Stock simmering in pot
Scoop bones and vegetables into a stock pot.  Remove fat from roasting pan and deglaze with 2 cups of water, simmering and scraping up whatever is left in the pan.  Pour into stock pot, and add cold water to cover ingredients.  You can add additional onions, carrots and celery at this point if you'd like. Add a large can of diced tomatoes to the pot and a handful of fresh herbs. Season with salt and pepper and simmer 2 - 3 hours.  Remove bones, vegetables, garlic and herbs and put through a strainer.  

French Onion Soup Gratinee
Carmelized onions
In a large pot, sauge 6 cups sliced onions in 3 T butter and 1 T vegetable oil until softened, then add 1/2 t. each of salt and sugar.  Stir frequently about 20 minutes until onions are golden brown. Sprinkle with 2 T flour and cook slowly for 2 minutes. Off heat, whisk in 4 cups stock and 2 cups white wine.
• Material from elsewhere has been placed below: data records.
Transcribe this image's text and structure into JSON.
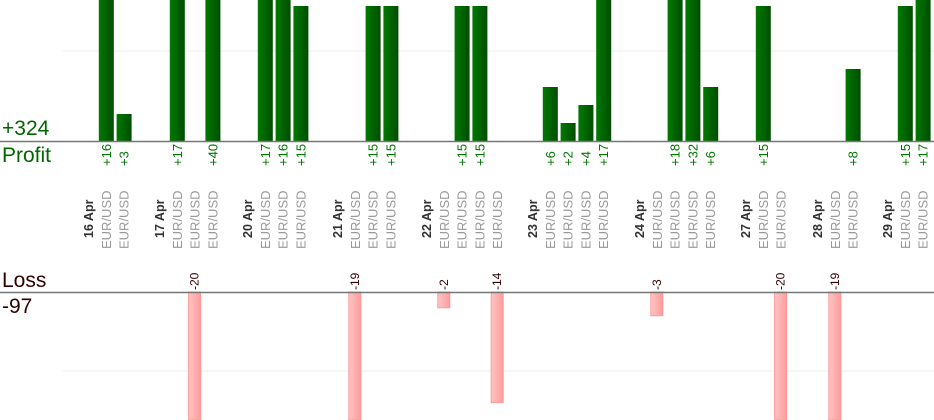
{
  "summary": {
    "profit_total": "+324",
    "profit_label": "Profit",
    "loss_label": "Loss",
    "loss_total": "-97"
  },
  "colors": {
    "profit": "#006600",
    "loss": "#ff9999",
    "loss_text": "#330000",
    "symbol": "#999999",
    "date": "#333333"
  },
  "chart_data": {
    "type": "bar",
    "title": "",
    "grid": true,
    "profit_gridline_value": 10,
    "loss_gridline_value": -10,
    "days": [
      {
        "date": "16 Apr",
        "trades": [
          {
            "symbol": "EUR/USD",
            "value": 16,
            "label": "+16"
          },
          {
            "symbol": "EUR/USD",
            "value": 3,
            "label": "+3"
          }
        ]
      },
      {
        "date": "17 Apr",
        "trades": [
          {
            "symbol": "EUR/USD",
            "value": 17,
            "label": "+17"
          },
          {
            "symbol": "EUR/USD",
            "value": -20,
            "label": "-20"
          },
          {
            "symbol": "EUR/USD",
            "value": 40,
            "label": "+40"
          }
        ]
      },
      {
        "date": "20 Apr",
        "trades": [
          {
            "symbol": "EUR/USD",
            "value": 17,
            "label": "+17"
          },
          {
            "symbol": "EUR/USD",
            "value": 16,
            "label": "+16"
          },
          {
            "symbol": "EUR/USD",
            "value": 15,
            "label": "+15"
          }
        ]
      },
      {
        "date": "21 Apr",
        "trades": [
          {
            "symbol": "EUR/USD",
            "value": -19,
            "label": "-19"
          },
          {
            "symbol": "EUR/USD",
            "value": 15,
            "label": "+15"
          },
          {
            "symbol": "EUR/USD",
            "value": 15,
            "label": "+15"
          }
        ]
      },
      {
        "date": "22 Apr",
        "trades": [
          {
            "symbol": "EUR/USD",
            "value": -2,
            "label": "-2"
          },
          {
            "symbol": "EUR/USD",
            "value": 15,
            "label": "+15"
          },
          {
            "symbol": "EUR/USD",
            "value": 15,
            "label": "+15"
          },
          {
            "symbol": "EUR/USD",
            "value": -14,
            "label": "-14"
          }
        ]
      },
      {
        "date": "23 Apr",
        "trades": [
          {
            "symbol": "EUR/USD",
            "value": 6,
            "label": "+6"
          },
          {
            "symbol": "EUR/USD",
            "value": 2,
            "label": "+2"
          },
          {
            "symbol": "EUR/USD",
            "value": 4,
            "label": "+4"
          },
          {
            "symbol": "EUR/USD",
            "value": 17,
            "label": "+17"
          }
        ]
      },
      {
        "date": "24 Apr",
        "trades": [
          {
            "symbol": "EUR/USD",
            "value": -3,
            "label": "-3"
          },
          {
            "symbol": "EUR/USD",
            "value": 18,
            "label": "+18"
          },
          {
            "symbol": "EUR/USD",
            "value": 32,
            "label": "+32"
          },
          {
            "symbol": "EUR/USD",
            "value": 6,
            "label": "+6"
          }
        ]
      },
      {
        "date": "27 Apr",
        "trades": [
          {
            "symbol": "EUR/USD",
            "value": 15,
            "label": "+15"
          },
          {
            "symbol": "EUR/USD",
            "value": -20,
            "label": "-20"
          }
        ]
      },
      {
        "date": "28 Apr",
        "trades": [
          {
            "symbol": "EUR/USD",
            "value": -19,
            "label": "-19"
          },
          {
            "symbol": "EUR/USD",
            "value": 8,
            "label": "+8"
          }
        ]
      },
      {
        "date": "29 Apr",
        "trades": [
          {
            "symbol": "EUR/USD",
            "value": 15,
            "label": "+15"
          },
          {
            "symbol": "EUR/USD",
            "value": 17,
            "label": "+17"
          }
        ]
      }
    ]
  }
}
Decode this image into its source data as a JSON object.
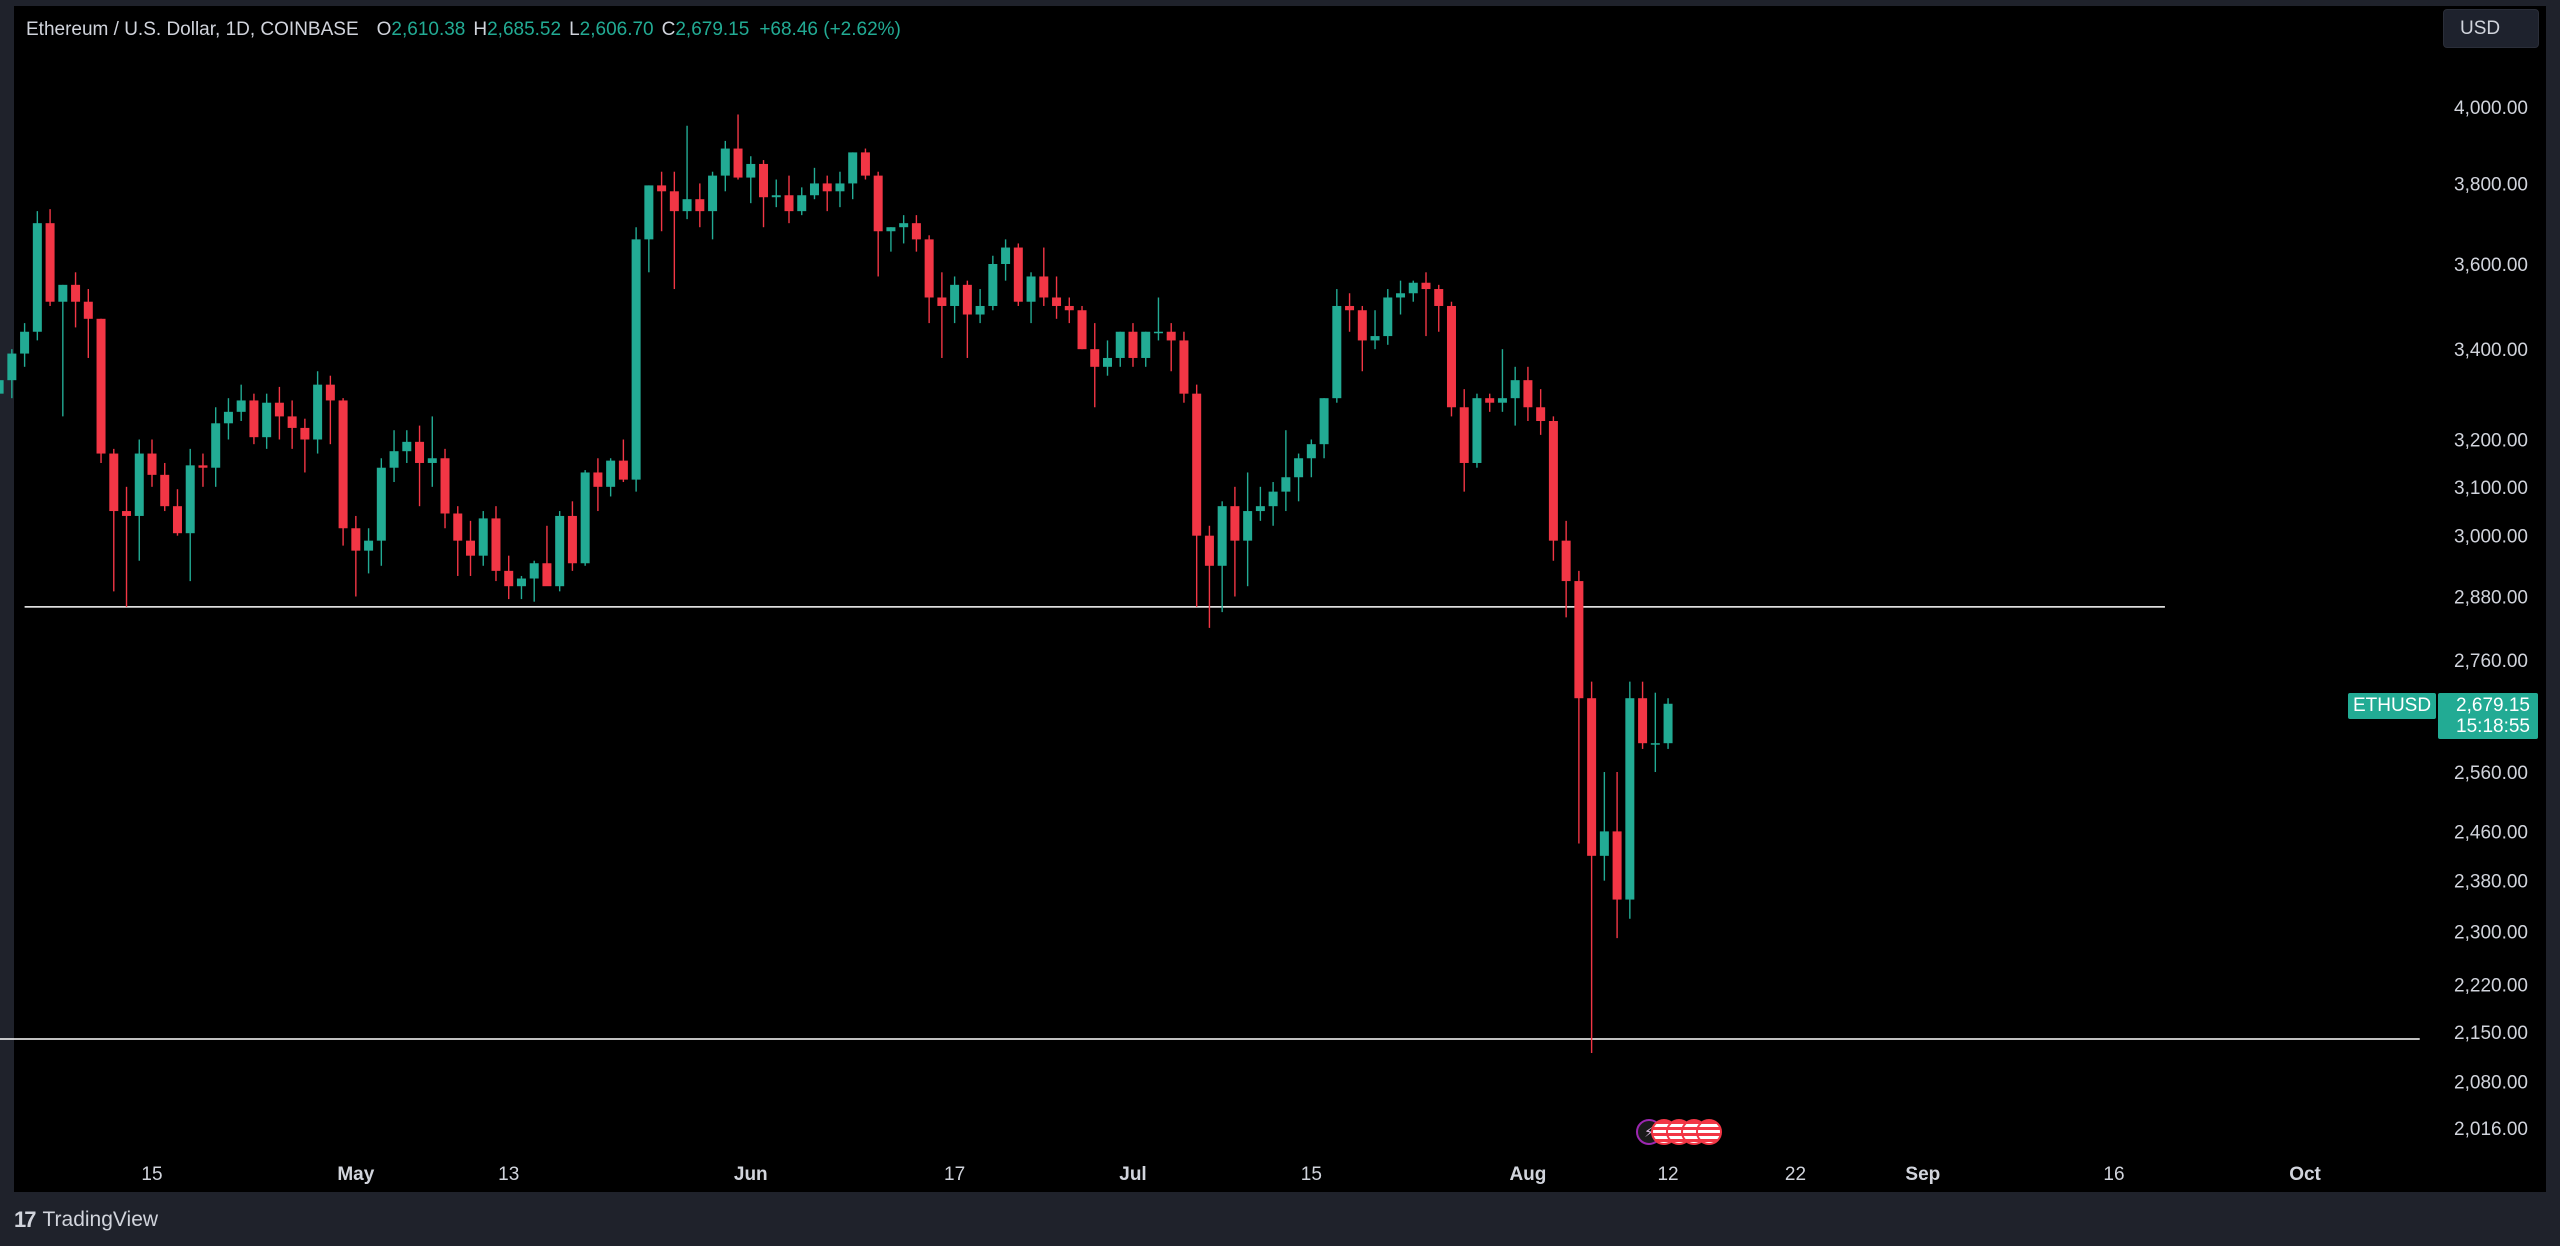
{
  "header": {
    "symbol_line": "Ethereum / U.S. Dollar, 1D, COINBASE",
    "o_label": "O",
    "o_value": "2,610.38",
    "h_label": "H",
    "h_value": "2,685.52",
    "l_label": "L",
    "l_value": "2,606.70",
    "c_label": "C",
    "c_value": "2,679.15",
    "change": "+68.46 (+2.62%)"
  },
  "toolbar": {
    "currency": "USD"
  },
  "price_badge": {
    "symbol": "ETHUSD",
    "price": "2,679.15",
    "countdown": "15:18:55"
  },
  "events": [
    {
      "icon": "lightning-icon",
      "type": "flash"
    },
    {
      "icon": "us-flag-icon",
      "type": "flag"
    },
    {
      "icon": "us-flag-icon",
      "type": "flag"
    },
    {
      "icon": "us-flag-icon",
      "type": "flag"
    },
    {
      "icon": "us-flag-icon",
      "type": "flag"
    }
  ],
  "footer": {
    "logo_glyph": "17",
    "brand": "TradingView"
  },
  "colors": {
    "up": "#22ab94",
    "down": "#f23645",
    "background": "#000000",
    "axis_text": "#d1d4dc",
    "hline": "#ffffff"
  },
  "chart_data": {
    "type": "candlestick",
    "title": "",
    "y_scale": "log",
    "y_ticks": [
      4000,
      3800,
      3600,
      3400,
      3200,
      3100,
      3000,
      2880,
      2760,
      2560,
      2460,
      2380,
      2300,
      2220,
      2150,
      2080,
      2016
    ],
    "y_tick_labels": [
      "4,000.00",
      "3,800.00",
      "3,600.00",
      "3,400.00",
      "3,200.00",
      "3,100.00",
      "3,000.00",
      "2,880.00",
      "2,760.00",
      "2,560.00",
      "2,460.00",
      "2,380.00",
      "2,300.00",
      "2,220.00",
      "2,150.00",
      "2,080.00",
      "2,016.00"
    ],
    "x_ticks": [
      {
        "label": "15",
        "date": "2024-04-15"
      },
      {
        "label": "May",
        "date": "2024-05-01"
      },
      {
        "label": "13",
        "date": "2024-05-13"
      },
      {
        "label": "Jun",
        "date": "2024-06-01"
      },
      {
        "label": "17",
        "date": "2024-06-17"
      },
      {
        "label": "Jul",
        "date": "2024-07-01"
      },
      {
        "label": "15",
        "date": "2024-07-15"
      },
      {
        "label": "Aug",
        "date": "2024-08-01"
      },
      {
        "label": "12",
        "date": "2024-08-12"
      },
      {
        "label": "22",
        "date": "2024-08-22"
      },
      {
        "label": "Sep",
        "date": "2024-09-01"
      },
      {
        "label": "16",
        "date": "2024-09-16"
      },
      {
        "label": "Oct",
        "date": "2024-10-01"
      }
    ],
    "bold_x_labels": [
      "May",
      "Jun",
      "Jul",
      "Aug",
      "Sep",
      "Oct"
    ],
    "current_price": 2679.15,
    "horizontal_lines": [
      {
        "price": 2860,
        "from": "2024-04-05",
        "to": "2024-09-20"
      },
      {
        "price": 2140,
        "from": "2024-04-01",
        "to": "2024-10-10"
      }
    ],
    "candles_ohlc_start_date": "2024-04-01",
    "candles_ohlc": [
      [
        3505,
        3510,
        3440,
        3475
      ],
      [
        3475,
        3490,
        3270,
        3300
      ],
      [
        3300,
        3345,
        3200,
        3330
      ],
      [
        3330,
        3400,
        3290,
        3390
      ],
      [
        3390,
        3460,
        3360,
        3440
      ],
      [
        3440,
        3730,
        3420,
        3700
      ],
      [
        3700,
        3735,
        3500,
        3510
      ],
      [
        3510,
        3550,
        3250,
        3550
      ],
      [
        3550,
        3580,
        3450,
        3510
      ],
      [
        3510,
        3540,
        3380,
        3470
      ],
      [
        3470,
        3470,
        3150,
        3170
      ],
      [
        3170,
        3180,
        2890,
        3050
      ],
      [
        3050,
        3100,
        2860,
        3040
      ],
      [
        3040,
        3200,
        2950,
        3170
      ],
      [
        3170,
        3200,
        3100,
        3125
      ],
      [
        3125,
        3150,
        3050,
        3060
      ],
      [
        3060,
        3095,
        3000,
        3005
      ],
      [
        3005,
        3180,
        2910,
        3145
      ],
      [
        3145,
        3170,
        3100,
        3140
      ],
      [
        3140,
        3270,
        3100,
        3235
      ],
      [
        3235,
        3290,
        3200,
        3260
      ],
      [
        3260,
        3320,
        3240,
        3285
      ],
      [
        3285,
        3300,
        3190,
        3205
      ],
      [
        3205,
        3300,
        3180,
        3280
      ],
      [
        3280,
        3315,
        3200,
        3250
      ],
      [
        3250,
        3285,
        3180,
        3225
      ],
      [
        3225,
        3245,
        3130,
        3200
      ],
      [
        3200,
        3350,
        3170,
        3320
      ],
      [
        3320,
        3340,
        3190,
        3285
      ],
      [
        3285,
        3290,
        2980,
        3015
      ],
      [
        3015,
        3040,
        2880,
        2970
      ],
      [
        2970,
        3015,
        2925,
        2990
      ],
      [
        2990,
        3160,
        2940,
        3140
      ],
      [
        3140,
        3220,
        3110,
        3175
      ],
      [
        3175,
        3220,
        3150,
        3195
      ],
      [
        3195,
        3230,
        3060,
        3150
      ],
      [
        3150,
        3250,
        3100,
        3160
      ],
      [
        3160,
        3180,
        3015,
        3045
      ],
      [
        3045,
        3060,
        2920,
        2990
      ],
      [
        2990,
        3030,
        2920,
        2960
      ],
      [
        2960,
        3050,
        2940,
        3035
      ],
      [
        3035,
        3060,
        2910,
        2930
      ],
      [
        2930,
        2960,
        2875,
        2900
      ],
      [
        2900,
        2920,
        2875,
        2915
      ],
      [
        2915,
        2950,
        2870,
        2945
      ],
      [
        2945,
        3020,
        2910,
        2900
      ],
      [
        2900,
        3050,
        2890,
        3040
      ],
      [
        3040,
        3070,
        2930,
        2945
      ],
      [
        2945,
        3135,
        2940,
        3130
      ],
      [
        3130,
        3160,
        3050,
        3100
      ],
      [
        3100,
        3160,
        3080,
        3155
      ],
      [
        3155,
        3200,
        3110,
        3115
      ],
      [
        3115,
        3690,
        3090,
        3660
      ],
      [
        3660,
        3795,
        3580,
        3795
      ],
      [
        3795,
        3830,
        3680,
        3780
      ],
      [
        3780,
        3830,
        3540,
        3730
      ],
      [
        3730,
        3950,
        3710,
        3760
      ],
      [
        3760,
        3800,
        3690,
        3730
      ],
      [
        3730,
        3830,
        3660,
        3820
      ],
      [
        3820,
        3910,
        3780,
        3890
      ],
      [
        3890,
        3980,
        3810,
        3815
      ],
      [
        3815,
        3870,
        3750,
        3850
      ],
      [
        3850,
        3860,
        3690,
        3765
      ],
      [
        3765,
        3810,
        3740,
        3770
      ],
      [
        3770,
        3820,
        3700,
        3730
      ],
      [
        3730,
        3790,
        3720,
        3770
      ],
      [
        3770,
        3840,
        3760,
        3800
      ],
      [
        3800,
        3820,
        3730,
        3780
      ],
      [
        3780,
        3830,
        3740,
        3800
      ],
      [
        3800,
        3880,
        3760,
        3880
      ],
      [
        3880,
        3890,
        3810,
        3820
      ],
      [
        3820,
        3830,
        3570,
        3680
      ],
      [
        3680,
        3690,
        3630,
        3690
      ],
      [
        3690,
        3720,
        3650,
        3700
      ],
      [
        3700,
        3720,
        3630,
        3660
      ],
      [
        3660,
        3670,
        3460,
        3520
      ],
      [
        3520,
        3580,
        3380,
        3500
      ],
      [
        3500,
        3570,
        3460,
        3550
      ],
      [
        3550,
        3560,
        3380,
        3480
      ],
      [
        3480,
        3540,
        3460,
        3500
      ],
      [
        3500,
        3620,
        3490,
        3600
      ],
      [
        3600,
        3660,
        3560,
        3640
      ],
      [
        3640,
        3650,
        3500,
        3510
      ],
      [
        3510,
        3580,
        3460,
        3570
      ],
      [
        3570,
        3640,
        3500,
        3520
      ],
      [
        3520,
        3570,
        3470,
        3500
      ],
      [
        3500,
        3520,
        3460,
        3490
      ],
      [
        3490,
        3500,
        3400,
        3400
      ],
      [
        3400,
        3460,
        3270,
        3360
      ],
      [
        3360,
        3420,
        3340,
        3380
      ],
      [
        3380,
        3440,
        3360,
        3440
      ],
      [
        3440,
        3460,
        3360,
        3380
      ],
      [
        3380,
        3440,
        3360,
        3440
      ],
      [
        3440,
        3520,
        3420,
        3440
      ],
      [
        3440,
        3460,
        3350,
        3420
      ],
      [
        3420,
        3440,
        3280,
        3300
      ],
      [
        3300,
        3320,
        2860,
        3000
      ],
      [
        3000,
        3020,
        2820,
        2940
      ],
      [
        2940,
        3070,
        2850,
        3060
      ],
      [
        3060,
        3100,
        2880,
        2990
      ],
      [
        2990,
        3130,
        2900,
        3050
      ],
      [
        3050,
        3100,
        3030,
        3060
      ],
      [
        3060,
        3110,
        3020,
        3090
      ],
      [
        3090,
        3220,
        3050,
        3120
      ],
      [
        3120,
        3170,
        3070,
        3160
      ],
      [
        3160,
        3200,
        3120,
        3190
      ],
      [
        3190,
        3290,
        3160,
        3290
      ],
      [
        3290,
        3540,
        3280,
        3500
      ],
      [
        3500,
        3530,
        3440,
        3490
      ],
      [
        3490,
        3500,
        3350,
        3420
      ],
      [
        3420,
        3490,
        3400,
        3430
      ],
      [
        3430,
        3540,
        3410,
        3520
      ],
      [
        3520,
        3560,
        3480,
        3530
      ],
      [
        3530,
        3560,
        3510,
        3555
      ],
      [
        3555,
        3580,
        3430,
        3540
      ],
      [
        3540,
        3550,
        3440,
        3500
      ],
      [
        3500,
        3510,
        3250,
        3270
      ],
      [
        3270,
        3310,
        3090,
        3150
      ],
      [
        3150,
        3300,
        3140,
        3290
      ],
      [
        3290,
        3300,
        3260,
        3280
      ],
      [
        3280,
        3400,
        3260,
        3290
      ],
      [
        3290,
        3360,
        3230,
        3330
      ],
      [
        3330,
        3360,
        3240,
        3270
      ],
      [
        3270,
        3310,
        3210,
        3240
      ],
      [
        3240,
        3250,
        2950,
        2990
      ],
      [
        2990,
        3030,
        2840,
        2910
      ],
      [
        2910,
        2930,
        2440,
        2690
      ],
      [
        2690,
        2720,
        2120,
        2420
      ],
      [
        2420,
        2560,
        2380,
        2460
      ],
      [
        2460,
        2560,
        2290,
        2350
      ],
      [
        2350,
        2720,
        2320,
        2690
      ],
      [
        2690,
        2720,
        2600,
        2610
      ],
      [
        2610,
        2700,
        2560,
        2610
      ],
      [
        2610,
        2690,
        2600,
        2680
      ]
    ]
  }
}
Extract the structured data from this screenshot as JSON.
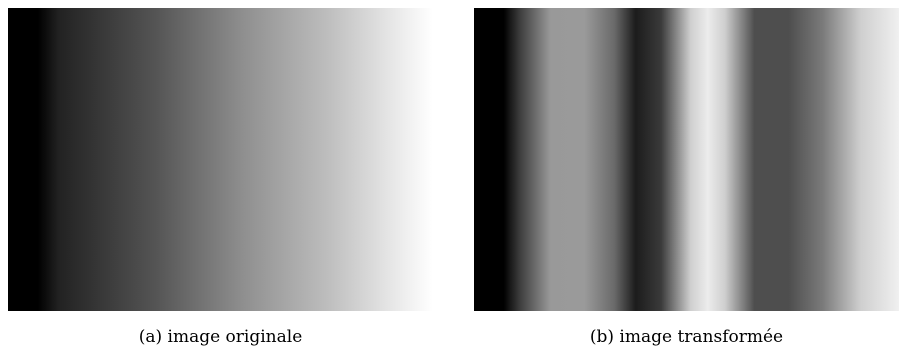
{
  "figures": [
    {
      "caption": "(a) image originale"
    },
    {
      "caption": "(b) image transformée"
    }
  ]
}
Simmer slowly for 30 minutes. 

To assemble the soup:  line the bottom of individual crocks with a 1/4 pat butter, then a slice of Swiss Cheese.  Ladle in the hot soup. Float a generous amount of croutons on top. Top croutons with a slice of Swiss cheese, a handful of Gruyere and a sprinkle of Parmesan. Top with a dash of cognac or sherry and bake in a 450 degree oven for 20 minutes until cheese is melted and browned.